There were a million unpleasant answers she could have given him. It seemed like all of them flitted through her mind. But bound by her earlier decision, Julie shook her head and told him the truth. "Neither girl ate much today. I think they've caught colds."

She touched Amy's cheek, worried that it was flushed a rosier hue than earlier. "I think she has a fever." The baby looked up at both of them as they peered into her face.

She yawned, and when she did, Julie was reminded of the bump on her gum.

"She has a bump in her mouth." Without words, he transferred the twin into her arms, went to the sink, and washed his hands thoroughly, returning to inspect Amy's mouth. She fussed and gnawed at his finger, and his frown turned to a smile.

"Is Emma fussing the same way?" He nodded at the baby in her arms and then inspected her mouth too.

"Teething," he announced. "Babies' gums are sore. Good time to wean them." His remark was so self-satisfied she couldn't control her sharp answer.

"How do you know such things, a man alone with neither chick nor child?"

He rubbed his jaw tiredly, and Julie was sorry she'd challenged him. But he answered her anyway.

"Babies of one kind or another all get milk teeth. Some just get them earlier than others. When it happens, they get cranky and started chewing on everything in reach."

He carried Amy to the table with him, and she followed and set the loaf of bread on the table after filling a bowl with stew. She juggled Emma on her hip as she worked.

Silence was easier than trying to have a conversation with this man.

When he finished the stew, she sat the crock of cookies on the table and filled his cup of coffee. After she watched him eat half a dozen of the confections and figured she'd sweetened his disposition as much as she could, she told him her decision.

She spoke quietly, but intended the woman and man by the fire to hear also. "You'll have to get a cow. I will feed my own children one way or another." She leaned over him and lifted Amy from his arms.

"Until then, I'll feed them as I have before." She'd almost made it to the hall doorway when he spoke.
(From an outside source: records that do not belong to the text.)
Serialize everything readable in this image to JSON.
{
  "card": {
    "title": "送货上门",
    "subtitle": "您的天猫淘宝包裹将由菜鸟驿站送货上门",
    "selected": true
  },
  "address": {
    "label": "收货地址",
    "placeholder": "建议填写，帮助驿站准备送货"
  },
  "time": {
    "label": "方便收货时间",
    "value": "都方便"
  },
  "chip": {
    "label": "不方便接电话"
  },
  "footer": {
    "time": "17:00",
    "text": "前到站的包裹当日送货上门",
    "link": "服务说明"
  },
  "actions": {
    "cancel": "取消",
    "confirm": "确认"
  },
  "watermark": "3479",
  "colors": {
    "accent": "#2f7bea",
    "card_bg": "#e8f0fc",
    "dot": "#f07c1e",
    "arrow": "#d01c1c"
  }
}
"The cow will be brought tomorrow."

She nodded at the couple by the fire. "You folks can have the bedroom back here that my girls have been sleeping in. We'll be across the hall tonight."
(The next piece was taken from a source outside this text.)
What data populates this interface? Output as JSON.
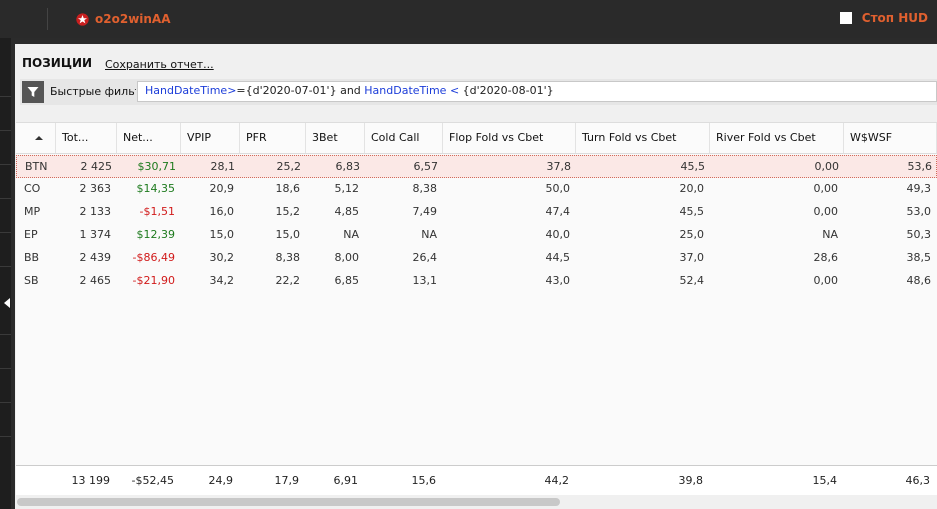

She'd already moved her nightgown into the bigger room. The cradle sat next to the bed in reach of her hand should they waken in the night. She intended that there would be no more coupling with Grady Hawks while her children lay asleep in the same bed with them.

But then the Indian man unrolled a bedroll and made a place in front of the fire for him and his wife, and Julie felt silly for her offer. She retreated to the bedroom, and clutched a blanket around her as she hurried to get ready for bed.

She knew he liked her hair, so she took special care with the heavy waves, using the wooden comb he'd made her. Then she put a bolster between the cold wall and the cradle where the babies slept, crawled into her own cocoon of blankets, and fell asleep listening to the men's murmured voices speaking a language she didn't understand.